Today's taste tends toward 19th century folk art represented by some delectable objects in the Whitney. The most splendid "unofficial" sculpture is a veritable New Jerusalem of junk and old furniture sheathed in gold and silver foil, the Throne of the Third Heaven of the Nations Millennium General Assembly, begun in 1950 in a Washington garage by a black janitor named James Hampton, and left unfinished on his death in 1964. It was meant for Christ at his Second Coming and may well be the finest work of visionary religious art produced by an American.

But the main direction of U.S. sculpture, throughout the 19th century and well into the 20th, was official and public. In a catalogue section titled Statues to Sculpture: 1890-1930, Art Historian Daniel Robbins gives a fascinating account of the plaster colossi produced by the cohabitation of raw new capital, laissez-faire idealism and academic talent. He also shows how the desire for emblematic icons of American history-- realized by such grand-scale performers of the period as Augustus Saint-Gaudens--eventually made an accommodation with modern style through art deco. In the studios of beaux-arts figures like Saint-Gaudens and Karl Bitter, as well as those of decorators like Paul Manship and protomodernists like Gaston Lachaise, John Storrs and Elie Nadelman, sculpture made its last pub lic stand before the museum became its sole arena.
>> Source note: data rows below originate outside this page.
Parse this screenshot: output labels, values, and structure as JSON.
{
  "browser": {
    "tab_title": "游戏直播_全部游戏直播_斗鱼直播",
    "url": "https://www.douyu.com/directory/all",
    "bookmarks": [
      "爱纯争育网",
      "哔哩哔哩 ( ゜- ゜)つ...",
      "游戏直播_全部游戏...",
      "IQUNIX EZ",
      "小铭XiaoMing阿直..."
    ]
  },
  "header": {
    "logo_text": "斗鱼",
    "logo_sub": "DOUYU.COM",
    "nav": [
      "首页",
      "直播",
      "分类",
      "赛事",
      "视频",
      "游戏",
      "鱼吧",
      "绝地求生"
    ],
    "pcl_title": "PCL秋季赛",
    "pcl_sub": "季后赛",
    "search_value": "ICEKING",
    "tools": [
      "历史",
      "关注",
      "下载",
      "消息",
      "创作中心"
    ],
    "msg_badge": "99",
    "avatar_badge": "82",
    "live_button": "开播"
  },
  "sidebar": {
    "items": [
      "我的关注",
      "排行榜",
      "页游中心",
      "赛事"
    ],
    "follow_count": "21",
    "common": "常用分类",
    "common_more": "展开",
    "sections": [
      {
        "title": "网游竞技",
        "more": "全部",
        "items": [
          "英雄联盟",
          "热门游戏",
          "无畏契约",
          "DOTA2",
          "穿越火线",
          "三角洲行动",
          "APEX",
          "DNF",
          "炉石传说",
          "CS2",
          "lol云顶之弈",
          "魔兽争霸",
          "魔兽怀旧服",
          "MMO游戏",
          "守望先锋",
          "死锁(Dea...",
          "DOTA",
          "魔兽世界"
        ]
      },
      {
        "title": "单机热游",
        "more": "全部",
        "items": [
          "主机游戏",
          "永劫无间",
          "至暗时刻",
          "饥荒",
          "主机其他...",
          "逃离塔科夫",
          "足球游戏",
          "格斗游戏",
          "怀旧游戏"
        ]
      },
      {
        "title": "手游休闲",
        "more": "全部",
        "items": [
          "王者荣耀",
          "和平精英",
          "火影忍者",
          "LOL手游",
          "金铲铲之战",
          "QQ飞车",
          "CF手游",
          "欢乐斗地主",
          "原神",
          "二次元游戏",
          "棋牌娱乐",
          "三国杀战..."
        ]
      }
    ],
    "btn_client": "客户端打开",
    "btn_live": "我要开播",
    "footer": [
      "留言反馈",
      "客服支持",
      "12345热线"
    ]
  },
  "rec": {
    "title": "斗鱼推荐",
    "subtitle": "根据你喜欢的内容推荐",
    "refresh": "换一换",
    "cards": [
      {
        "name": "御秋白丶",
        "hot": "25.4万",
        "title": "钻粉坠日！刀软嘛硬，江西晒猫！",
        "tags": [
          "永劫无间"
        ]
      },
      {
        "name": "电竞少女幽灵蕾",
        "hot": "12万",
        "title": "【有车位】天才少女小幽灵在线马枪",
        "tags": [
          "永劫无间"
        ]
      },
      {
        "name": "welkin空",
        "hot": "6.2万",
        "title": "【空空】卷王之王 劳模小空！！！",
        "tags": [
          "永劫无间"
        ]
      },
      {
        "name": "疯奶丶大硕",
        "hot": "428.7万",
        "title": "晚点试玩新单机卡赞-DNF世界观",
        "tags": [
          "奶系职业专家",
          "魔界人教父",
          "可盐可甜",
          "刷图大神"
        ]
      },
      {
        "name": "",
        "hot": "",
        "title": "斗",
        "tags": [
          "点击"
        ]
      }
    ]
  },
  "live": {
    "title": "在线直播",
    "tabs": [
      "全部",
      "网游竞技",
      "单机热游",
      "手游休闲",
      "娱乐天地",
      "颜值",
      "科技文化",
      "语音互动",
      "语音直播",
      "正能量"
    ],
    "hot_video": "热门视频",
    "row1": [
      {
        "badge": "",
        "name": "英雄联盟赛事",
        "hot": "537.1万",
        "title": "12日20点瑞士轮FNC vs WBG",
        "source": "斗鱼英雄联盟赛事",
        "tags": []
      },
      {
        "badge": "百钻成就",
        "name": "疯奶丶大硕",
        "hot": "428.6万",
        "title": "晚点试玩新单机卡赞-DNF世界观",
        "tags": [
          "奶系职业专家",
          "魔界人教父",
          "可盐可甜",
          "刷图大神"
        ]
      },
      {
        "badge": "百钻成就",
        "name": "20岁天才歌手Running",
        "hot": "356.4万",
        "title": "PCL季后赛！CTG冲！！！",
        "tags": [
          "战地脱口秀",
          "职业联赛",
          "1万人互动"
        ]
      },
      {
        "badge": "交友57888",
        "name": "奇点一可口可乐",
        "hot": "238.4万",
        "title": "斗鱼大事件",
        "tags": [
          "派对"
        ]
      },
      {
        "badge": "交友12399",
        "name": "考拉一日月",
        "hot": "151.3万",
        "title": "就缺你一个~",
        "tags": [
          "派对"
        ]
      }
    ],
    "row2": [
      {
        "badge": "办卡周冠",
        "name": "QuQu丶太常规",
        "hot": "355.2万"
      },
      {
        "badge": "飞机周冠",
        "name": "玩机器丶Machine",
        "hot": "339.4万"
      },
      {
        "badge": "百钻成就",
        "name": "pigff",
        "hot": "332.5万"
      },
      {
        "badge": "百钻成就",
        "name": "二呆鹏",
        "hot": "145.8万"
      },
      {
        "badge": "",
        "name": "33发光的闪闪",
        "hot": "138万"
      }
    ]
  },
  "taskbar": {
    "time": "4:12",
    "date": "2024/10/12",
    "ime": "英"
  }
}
The growth of a museum network coincided with the emergence of two art ists, David Smith and Alexander Calder, who became the first American sculptors to achieve international renown: their work influenced Europeans as no previous New World artists' had, and with it American sculpture was seen to have transcended its provincialism at last. The task of describing the crucial period 1930-50, which saw the emergence of a dazzling array of technical options--movement in sculpture, open-welded construction, the use of found objects--and the rise not only of Smith and Calder but also of Louise Nevelson, Isamu Noguchi, Joseph Cornell and Barnett Newman, has been elegantly done by Rosalind Krauss.

High School Semiotics. The last part of the show, dealing with the past 25 years, provokes real unease. Here a mixture of uncertain taste and polemical narrowness has given a shaky and partisan reading to history. One curator in particular, Marcia Tucker, seems flatly prejudiced against the very idea of sculpture as a solid, weighty or highly modulated object. Her selections seem meant to prove that in the past decade sculpture has advanced historically by denying its own material essence. Moreover, "with a few exceptions," she declares, "present-day sculpture has generally rejected anthropomorphic, transcendental, nostalgic and metaphysical content." If sculptors do not conform to these norms of up-to-dateness, they do not get through the Whitney door.
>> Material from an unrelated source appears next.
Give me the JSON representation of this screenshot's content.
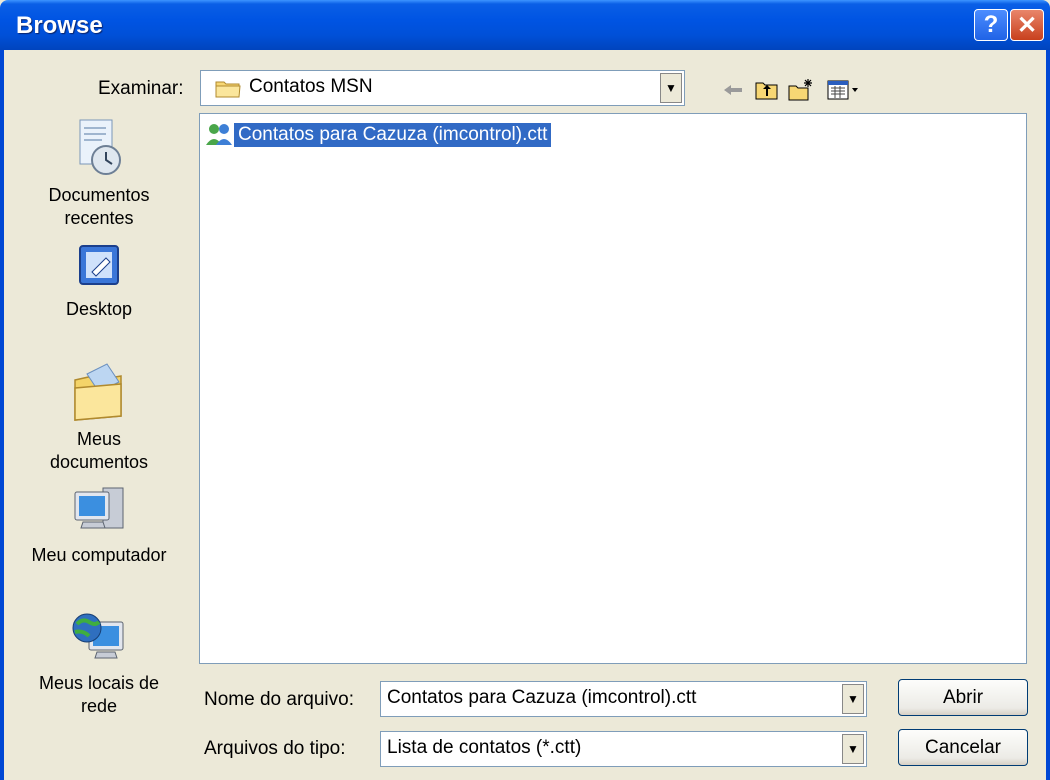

Consequently Bruce Nauman, a feeble parodist of Marcel Duchamp, has five works in the show, and a large corner is occupied by a fatuous scatter piece by Barry Le Va, consisting of three black rags and three ball bearings glued to the carpet. Meanwhile, several artists who do have a claim to be in the show, like Carl Andre, Dan Flavin or Lucas Samaras, are represented by quite mediocre pieces, apparently chosen to make their work seem less "material" than it is. Worst of all are the exclusions: nothing by Charles Ginnever, Richard Stankiewicz, James Rosati, Forrest Myers, Clement Meadmore or, indeed, any of a dozen other living sculptors whose work will probably be remembered as a necessary part of American sculpture long after the mishmash of high school semiotics now in curatorial vogue at the Whitney has been forgotten.